Serbia has discovered a mass grave with an estimated 250 bodies of ethnic Albanians believed to have been killed during the 1998-99 conflict in Kosovo, a spokesman for Serbia's war crimes prosecutor said today.
"We can confirm that a mass grave was uncovered," Bruno Vekaric told Reuters. "According to our assessment, 250 bodies were found in a location near the one we had searched two years ago."
The grave was found in Serbia's south region of Raska with the help of the European Union's law and order mission in Kosovo, Eulex, Mr Vekaric said.
Nato fought an air war in 1999 to force Serbian forces out of Kosovo and end ethnic cleansing against the ethnic Albanian majority waging a guerrilla struggle for independence from Belgrade.

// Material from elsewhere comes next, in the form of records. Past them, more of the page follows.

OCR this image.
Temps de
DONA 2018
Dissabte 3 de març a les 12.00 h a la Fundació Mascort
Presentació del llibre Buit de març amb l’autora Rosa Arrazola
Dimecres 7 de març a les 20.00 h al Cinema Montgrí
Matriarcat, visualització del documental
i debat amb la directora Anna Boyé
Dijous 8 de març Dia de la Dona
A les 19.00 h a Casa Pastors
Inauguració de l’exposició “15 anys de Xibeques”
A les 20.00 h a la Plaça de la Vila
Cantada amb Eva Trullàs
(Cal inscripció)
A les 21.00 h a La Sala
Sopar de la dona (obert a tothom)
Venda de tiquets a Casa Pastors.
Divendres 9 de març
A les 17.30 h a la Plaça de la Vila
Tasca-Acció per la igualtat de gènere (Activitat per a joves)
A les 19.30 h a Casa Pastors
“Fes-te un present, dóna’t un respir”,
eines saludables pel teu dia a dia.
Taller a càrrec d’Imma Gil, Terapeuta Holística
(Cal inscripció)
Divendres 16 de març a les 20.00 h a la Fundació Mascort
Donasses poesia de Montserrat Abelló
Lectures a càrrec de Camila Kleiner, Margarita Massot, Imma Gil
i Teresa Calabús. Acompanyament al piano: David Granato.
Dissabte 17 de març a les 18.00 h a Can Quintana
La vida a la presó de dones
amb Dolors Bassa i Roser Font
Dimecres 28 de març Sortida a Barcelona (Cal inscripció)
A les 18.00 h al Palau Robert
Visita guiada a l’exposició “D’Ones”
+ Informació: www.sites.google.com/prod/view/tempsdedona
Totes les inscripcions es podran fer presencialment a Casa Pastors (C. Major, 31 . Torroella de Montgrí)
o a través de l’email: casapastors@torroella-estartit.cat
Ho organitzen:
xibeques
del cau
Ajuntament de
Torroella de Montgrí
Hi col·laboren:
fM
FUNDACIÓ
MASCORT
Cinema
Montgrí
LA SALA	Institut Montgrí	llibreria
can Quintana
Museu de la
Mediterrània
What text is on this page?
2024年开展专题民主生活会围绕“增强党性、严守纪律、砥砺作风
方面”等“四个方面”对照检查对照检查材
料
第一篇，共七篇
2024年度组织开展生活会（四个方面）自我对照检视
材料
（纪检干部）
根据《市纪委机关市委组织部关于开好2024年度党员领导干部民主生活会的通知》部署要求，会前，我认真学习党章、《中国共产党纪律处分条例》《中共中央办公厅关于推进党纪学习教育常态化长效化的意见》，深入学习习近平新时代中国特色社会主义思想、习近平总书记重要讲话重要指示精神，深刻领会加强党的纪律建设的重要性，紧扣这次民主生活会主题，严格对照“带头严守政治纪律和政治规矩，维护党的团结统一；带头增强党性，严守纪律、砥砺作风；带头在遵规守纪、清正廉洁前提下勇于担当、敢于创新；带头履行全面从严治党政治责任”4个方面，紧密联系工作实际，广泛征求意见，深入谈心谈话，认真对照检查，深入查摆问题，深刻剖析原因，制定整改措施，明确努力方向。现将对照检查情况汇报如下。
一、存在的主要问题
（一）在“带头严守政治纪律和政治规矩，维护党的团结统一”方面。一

Serbian forces were at the time controlled by Slobodan Milosevic, who died in 2006 before the UN war crimes tribunal in the Hague was able to give a verdict in his trial for war crimes.
Vekaric said it would take some time before exhumation could start. "It takes several days for approvals and the means required," Vekaric said.
"This [finding] will help us to obtain evidence vital for some cases of the [Serbian] prosecutor's office," he added. "But this is very important because it strengthens Serbia's democratic credibility."
The largest mass grave with corpses of more than 800 Kosovo Albanians was found in 2001 in pits on a police training ground outside Belgrade and in eastern Serbia.